Raising teacher salaries was a top priority for DeSantis during the legislative session that ended with a budget being approved in mid-March — just as the state was shutting down because of the pandemic. Florida has no income tax and relies heavily on tourism and its sales tax for revenue, and has been hit hard by a drop in visitors.

“We’ve had a little bit of changes in everything happening in our world since then, so it was quite a challenge to make sure that even though we fought for it, that we’d be able to actually do it in the budget,” DeSantis said at a bill signing ceremony in a Miami-Dade County school. “(It’s) a different fiscal picture than what we were dealing with in January, February and early March.”

Lawmakers approved $500 million toward teacher pay raises — $400 million to boost the minimum teacher salary and $100 million for other pay raises.

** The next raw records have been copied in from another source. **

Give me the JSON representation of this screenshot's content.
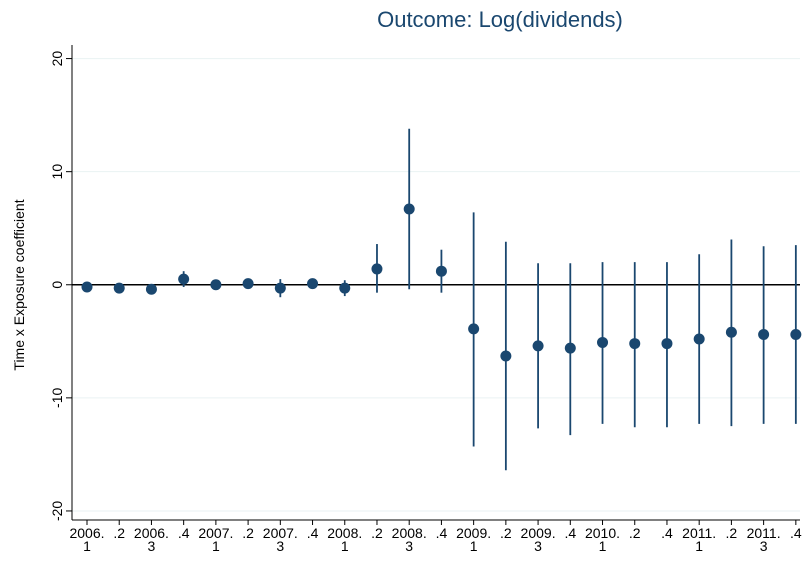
{
  "chart_data": {
    "type": "coefplot",
    "title": "Outcome: Log(dividends)",
    "y_label": "Time x Exposure coefficient",
    "categories": [
      [
        "2006.",
        "1"
      ],
      [
        ".2"
      ],
      [
        "2006.",
        "3"
      ],
      [
        ".4"
      ],
      [
        "2007.",
        "1"
      ],
      [
        ".2"
      ],
      [
        "2007.",
        "3"
      ],
      [
        ".4"
      ],
      [
        "2008.",
        "1"
      ],
      [
        ".2"
      ],
      [
        "2008.",
        "3"
      ],
      [
        ".4"
      ],
      [
        "2009.",
        "1"
      ],
      [
        ".2"
      ],
      [
        "2009.",
        "3"
      ],
      [
        ".4"
      ],
      [
        "2010.",
        "1"
      ],
      [
        ".2"
      ],
      [
        ".4"
      ],
      [
        "2011.",
        "1"
      ],
      [
        ".2"
      ],
      [
        "2011.",
        "3"
      ],
      [
        ".4"
      ]
    ],
    "values": [
      -0.2,
      -0.3,
      -0.4,
      0.5,
      0.0,
      0.1,
      -0.3,
      0.1,
      -0.3,
      1.4,
      6.7,
      1.2,
      -3.9,
      -6.3,
      -5.4,
      -5.6,
      -5.1,
      -5.2,
      -5.2,
      -4.8,
      -4.2,
      -4.4,
      -4.4
    ],
    "lower": [
      -0.5,
      -0.5,
      -0.7,
      -0.2,
      -0.2,
      -0.1,
      -1.1,
      -0.2,
      -1.0,
      -0.7,
      -0.4,
      -0.7,
      -14.3,
      -16.4,
      -12.7,
      -13.3,
      -12.3,
      -12.6,
      -12.6,
      -12.3,
      -12.5,
      -12.3,
      -12.3
    ],
    "upper": [
      0.1,
      -0.1,
      -0.1,
      1.2,
      0.2,
      0.3,
      0.5,
      0.4,
      0.4,
      3.6,
      13.8,
      3.1,
      6.4,
      3.8,
      1.9,
      1.9,
      2.0,
      2.0,
      2.0,
      2.7,
      4.0,
      3.4,
      3.5
    ],
    "color": "#1a476f",
    "ylim": [
      -20.8,
      21.2
    ],
    "yticks": [
      -20,
      -10,
      0,
      10,
      20
    ],
    "grid": true,
    "zero_line": true
  }
}
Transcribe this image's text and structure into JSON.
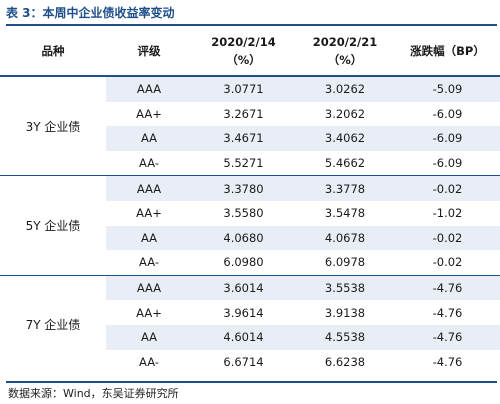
{
  "title": "表 3：本周中企业债收益率变动",
  "columns": [
    "品种",
    "评级",
    "2020/2/14\n（%）",
    "2020/2/21\n（%）",
    "涨跌幅（BP）"
  ],
  "groups": [
    {
      "name": "3Y 企业债",
      "rows": [
        {
          "rating": "AAA",
          "v1": "3.0771",
          "v2": "3.0262",
          "chg": "-5.09"
        },
        {
          "rating": "AA+",
          "v1": "3.2671",
          "v2": "3.2062",
          "chg": "-6.09"
        },
        {
          "rating": "AA",
          "v1": "3.4671",
          "v2": "3.4062",
          "chg": "-6.09"
        },
        {
          "rating": "AA-",
          "v1": "5.5271",
          "v2": "5.4662",
          "chg": "-6.09"
        }
      ]
    },
    {
      "name": "5Y 企业债",
      "rows": [
        {
          "rating": "AAA",
          "v1": "3.3780",
          "v2": "3.3778",
          "chg": "-0.02"
        },
        {
          "rating": "AA+",
          "v1": "3.5580",
          "v2": "3.5478",
          "chg": "-1.02"
        },
        {
          "rating": "AA",
          "v1": "4.0680",
          "v2": "4.0678",
          "chg": "-0.02"
        },
        {
          "rating": "AA-",
          "v1": "6.0980",
          "v2": "6.0978",
          "chg": "-0.02"
        }
      ]
    },
    {
      "name": "7Y 企业债",
      "rows": [
        {
          "rating": "AAA",
          "v1": "3.6014",
          "v2": "3.5538",
          "chg": "-4.76"
        },
        {
          "rating": "AA+",
          "v1": "3.9614",
          "v2": "3.9138",
          "chg": "-4.76"
        },
        {
          "rating": "AA",
          "v1": "4.6014",
          "v2": "4.5538",
          "chg": "-4.76"
        },
        {
          "rating": "AA-",
          "v1": "6.6714",
          "v2": "6.6238",
          "chg": "-4.76"
        }
      ]
    }
  ],
  "source": "数据来源：Wind，东吴证券研究所",
  "colors": {
    "accent": "#1f4e8c",
    "band": "#e9eef6"
  }
}
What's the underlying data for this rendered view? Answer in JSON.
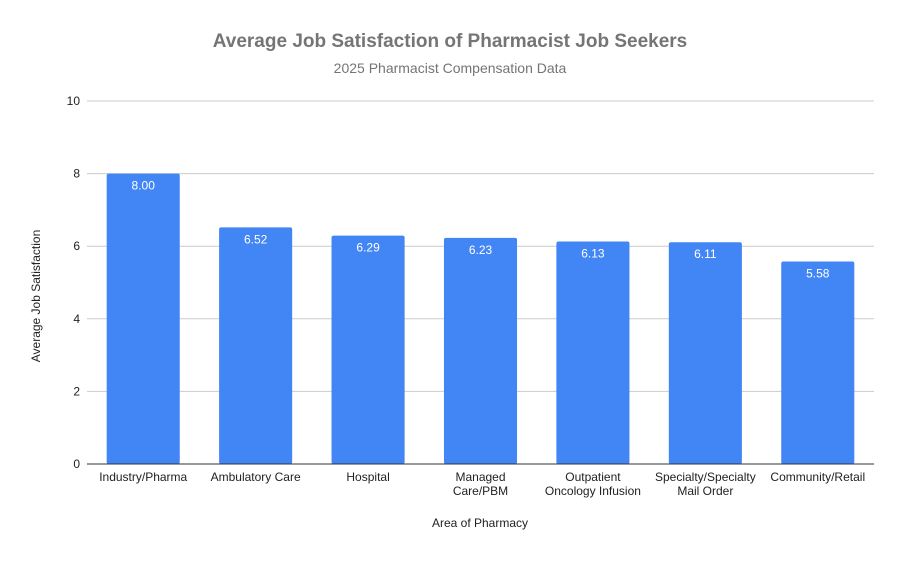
{
  "chart_data": {
    "type": "bar",
    "title": "Average Job Satisfaction of Pharmacist Job Seekers",
    "subtitle": "2025 Pharmacist Compensation Data",
    "xlabel": "Area of Pharmacy",
    "ylabel": "Average Job Satisfaction",
    "ylim": [
      0,
      10
    ],
    "yticks": [
      0,
      2,
      4,
      6,
      8,
      10
    ],
    "categories": [
      [
        "Industry/Pharma"
      ],
      [
        "Ambulatory Care"
      ],
      [
        "Hospital"
      ],
      [
        "Managed",
        "Care/PBM"
      ],
      [
        "Outpatient",
        "Oncology Infusion"
      ],
      [
        "Specialty/Specialty",
        "Mail Order"
      ],
      [
        "Community/Retail"
      ]
    ],
    "values": [
      8.0,
      6.52,
      6.29,
      6.23,
      6.13,
      6.11,
      5.58
    ],
    "data_labels": [
      "8.00",
      "6.52",
      "6.29",
      "6.23",
      "6.13",
      "6.11",
      "5.58"
    ],
    "bar_color": "#4285f4",
    "grid": true,
    "legend": "none"
  }
}
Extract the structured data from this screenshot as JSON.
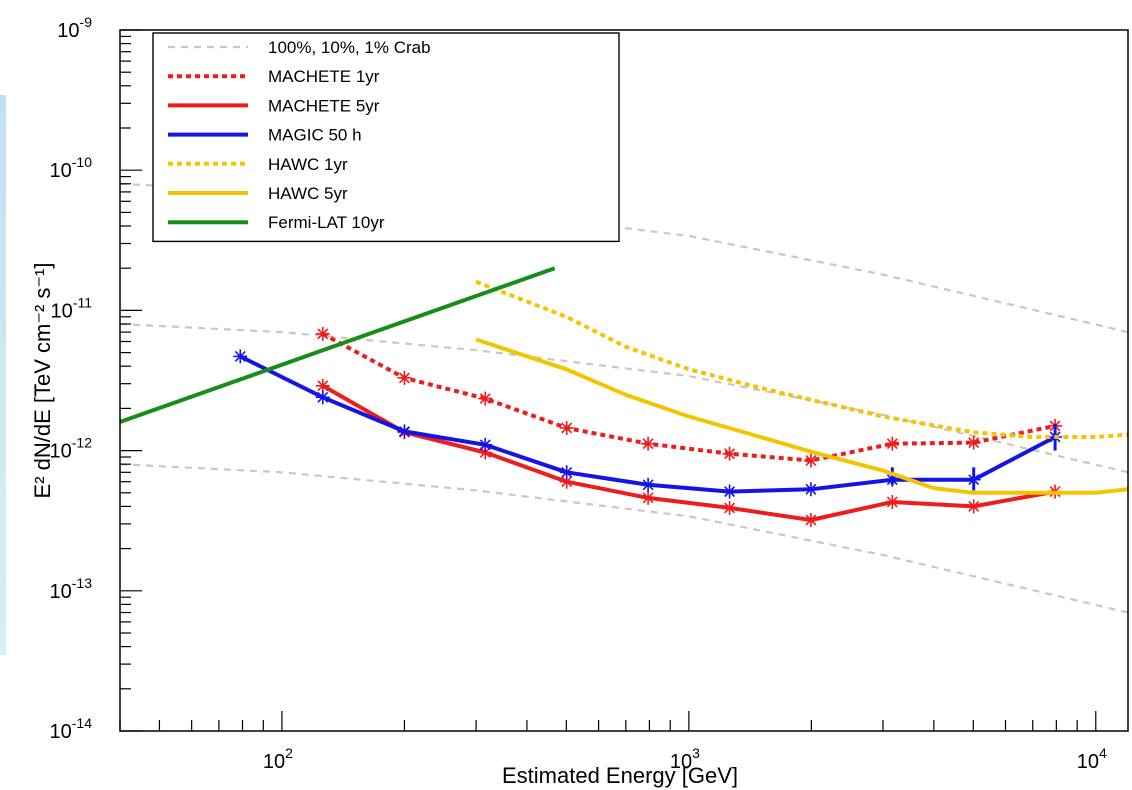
{
  "chart_data": {
    "type": "line",
    "title": "",
    "xlabel": "Estimated Energy [GeV]",
    "ylabel": "E² dN/dE [TeV cm⁻² s⁻¹]",
    "x_scale": "log",
    "y_scale": "log",
    "xlim": [
      40,
      12000
    ],
    "ylim": [
      1e-14,
      1e-09
    ],
    "grid": false,
    "legend_position": "top-left",
    "x_ticks": [
      {
        "value": 100,
        "base": "10",
        "exp": "2"
      },
      {
        "value": 1000,
        "base": "10",
        "exp": "3"
      },
      {
        "value": 10000,
        "base": "10",
        "exp": "4"
      }
    ],
    "y_ticks": [
      {
        "value": 1e-14,
        "base": "10",
        "exp": "-14"
      },
      {
        "value": 1e-13,
        "base": "10",
        "exp": "-13"
      },
      {
        "value": 1e-12,
        "base": "10",
        "exp": "-12"
      },
      {
        "value": 1e-11,
        "base": "10",
        "exp": "-11"
      },
      {
        "value": 1e-10,
        "base": "10",
        "exp": "-10"
      },
      {
        "value": 1e-09,
        "base": "10",
        "exp": "-9"
      }
    ],
    "series": [
      {
        "name": "100%, 10%, 1% Crab",
        "color": "#c8c8c8",
        "style": "dashed",
        "legend": true,
        "x": [
          40,
          100,
          300,
          1000,
          3000,
          12000
        ],
        "y": [
          8e-11,
          7e-11,
          5.2e-11,
          3.4e-11,
          1.8e-11,
          7e-12
        ]
      },
      {
        "name": "",
        "color": "#c8c8c8",
        "style": "dashed",
        "legend": false,
        "x": [
          40,
          100,
          300,
          1000,
          3000,
          12000
        ],
        "y": [
          8e-12,
          7e-12,
          5.2e-12,
          3.4e-12,
          1.8e-12,
          7e-13
        ]
      },
      {
        "name": "",
        "color": "#c8c8c8",
        "style": "dashed",
        "legend": false,
        "x": [
          40,
          100,
          300,
          1000,
          3000,
          12000
        ],
        "y": [
          8e-13,
          7e-13,
          5.2e-13,
          3.4e-13,
          1.8e-13,
          7e-14
        ]
      },
      {
        "name": "MACHETE 1yr",
        "color": "#ee1c1c",
        "style": "dotted",
        "legend": true,
        "marker": "star",
        "x": [
          126,
          200,
          316,
          501,
          794,
          1259,
          1995,
          3162,
          5012,
          7943
        ],
        "y": [
          6.8e-12,
          3.3e-12,
          2.35e-12,
          1.45e-12,
          1.12e-12,
          9.5e-13,
          8.5e-13,
          1.12e-12,
          1.14e-12,
          1.5e-12
        ]
      },
      {
        "name": "MACHETE 5yr",
        "color": "#ee1c1c",
        "style": "solid",
        "legend": true,
        "marker": "star",
        "x": [
          126,
          200,
          316,
          501,
          794,
          1259,
          1995,
          3162,
          5012,
          7943
        ],
        "y": [
          2.9e-12,
          1.35e-12,
          9.7e-13,
          6e-13,
          4.6e-13,
          3.9e-13,
          3.2e-13,
          4.3e-13,
          4e-13,
          5.1e-13
        ]
      },
      {
        "name": "MAGIC 50 h",
        "color": "#1414e6",
        "style": "solid",
        "legend": true,
        "marker": "star",
        "x": [
          79,
          126,
          200,
          316,
          501,
          794,
          1259,
          1995,
          3162,
          5012,
          7943
        ],
        "y": [
          4.7e-12,
          2.4e-12,
          1.37e-12,
          1.1e-12,
          7e-13,
          5.7e-13,
          5.1e-13,
          5.3e-13,
          6.2e-13,
          6.2e-13,
          1.25e-12
        ],
        "err_lo": [
          0,
          0,
          0,
          0,
          0,
          0,
          0,
          0,
          5e-14,
          1e-13,
          2.5e-13
        ],
        "err_hi": [
          0,
          0,
          0,
          0,
          0,
          0,
          0,
          0,
          1.4e-13,
          1.4e-13,
          3e-13
        ]
      },
      {
        "name": "HAWC 1yr",
        "color": "#f5c400",
        "style": "dotted",
        "legend": true,
        "x": [
          300,
          500,
          700,
          1000,
          1500,
          2000,
          3000,
          5000,
          7000,
          10000,
          12000
        ],
        "y": [
          1.6e-11,
          9e-12,
          5.5e-12,
          3.8e-12,
          2.8e-12,
          2.3e-12,
          1.75e-12,
          1.35e-12,
          1.25e-12,
          1.25e-12,
          1.3e-12
        ]
      },
      {
        "name": "HAWC 5yr",
        "color": "#f5c400",
        "style": "solid",
        "legend": true,
        "x": [
          300,
          500,
          700,
          1000,
          1500,
          2000,
          3000,
          4000,
          5000,
          7000,
          10000,
          12000
        ],
        "y": [
          6.2e-12,
          3.8e-12,
          2.5e-12,
          1.75e-12,
          1.25e-12,
          9.8e-13,
          7.2e-13,
          5.4e-13,
          5e-13,
          5e-13,
          5e-13,
          5.3e-13
        ]
      },
      {
        "name": "Fermi-LAT 10yr",
        "color": "#1a8c1a",
        "style": "solid",
        "legend": true,
        "x": [
          40,
          468
        ],
        "y": [
          1.6e-12,
          2e-11
        ]
      }
    ]
  }
}
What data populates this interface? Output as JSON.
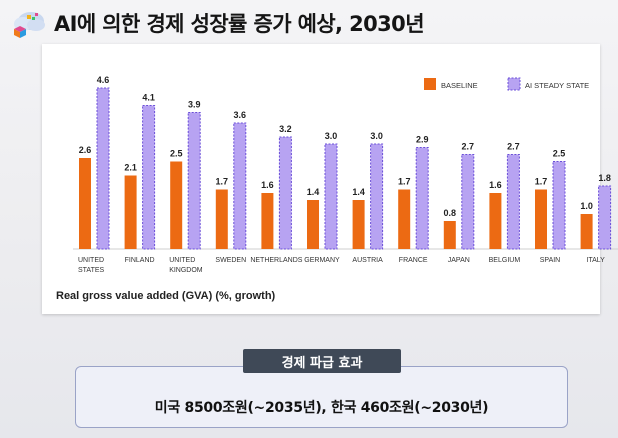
{
  "header": {
    "title": "AI에 의한 경제 성장률 증가 예상, 2030년",
    "logo_icon": "cloud-cube-logo-icon"
  },
  "chart_data": {
    "type": "bar",
    "title": "Real gross value added (GVA) (%, growth)",
    "categories": [
      [
        "UNITED",
        "STATES"
      ],
      [
        "FINLAND"
      ],
      [
        "UNITED",
        "KINGDOM"
      ],
      [
        "SWEDEN"
      ],
      [
        "NETHERLANDS"
      ],
      [
        "GERMANY"
      ],
      [
        "AUSTRIA"
      ],
      [
        "FRANCE"
      ],
      [
        "JAPAN"
      ],
      [
        "BELGIUM"
      ],
      [
        "SPAIN"
      ],
      [
        "ITALY"
      ]
    ],
    "series": [
      {
        "name": "BASELINE",
        "color": "#ec6a13",
        "values": [
          2.6,
          2.1,
          2.5,
          1.7,
          1.6,
          1.4,
          1.4,
          1.7,
          0.8,
          1.6,
          1.7,
          1.0
        ]
      },
      {
        "name": "AI STEADY STATE",
        "color": "#b7a3f2",
        "values": [
          4.6,
          4.1,
          3.9,
          3.6,
          3.2,
          3.0,
          3.0,
          2.9,
          2.7,
          2.7,
          2.5,
          1.8
        ]
      }
    ],
    "ylim": [
      0,
      4.6
    ],
    "legend_position": "top-right"
  },
  "effects": {
    "banner": "경제 파급 효과",
    "text": "미국 8500조원(~2035년), 한국 460조원(~2030년)"
  }
}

The money was less than the $900 million that DeSantis requested when he proclaimed last fall that it would be the “Year of the Teacher.”

DeSantis said other budget items he supports will be chopped when he finally signs the budget that goes into effect July 1. The governor is able to veto specific line items in the $92 billion spending plan approved by lawmakers.

“Although we have not made every decision about the budget, this will be there 100 percent. We’re going to have to make tough choices, but this is important,” DeSantis said.

The signing elicited praise from the Florida Education Association — the teachers union that more often clashes with Republican leadership.

“This $500 million investment in Florida’s teachers is especially meaningful given the current circumstances. It speaks to the deep value of public education to our state’s future,” said union President Fedrick Ingram in a news release. “The decision to leave this investment for Florida’s schools intact is an acknowledgement of the hard work our members do each and every day for Florida’s students.”

DeSantis was surrounded by Democratic and Republican lawmakers when he signed the bill. He said his hope is that it will help the state recruit teachers.

“Obviously, you’re not going to get rich doing it, just like police officers don’t get rich,” DeSantis said. “You do it because you have a servant’s heart, but it sure makes it easier if you have a good minimum salary and are able to make ends meet.”

Republican Sen. Rob Bradley, the budget chief for his chamber, said people questioned whether DeSantis would be able to keep his promise.

“People said, after COVID, this shouldn’t happen. Should we even do this anymore? But today, it’s happening. Promise made, promise kept. The year of the teacher is a reality,” he said at the DeSantis bill signing.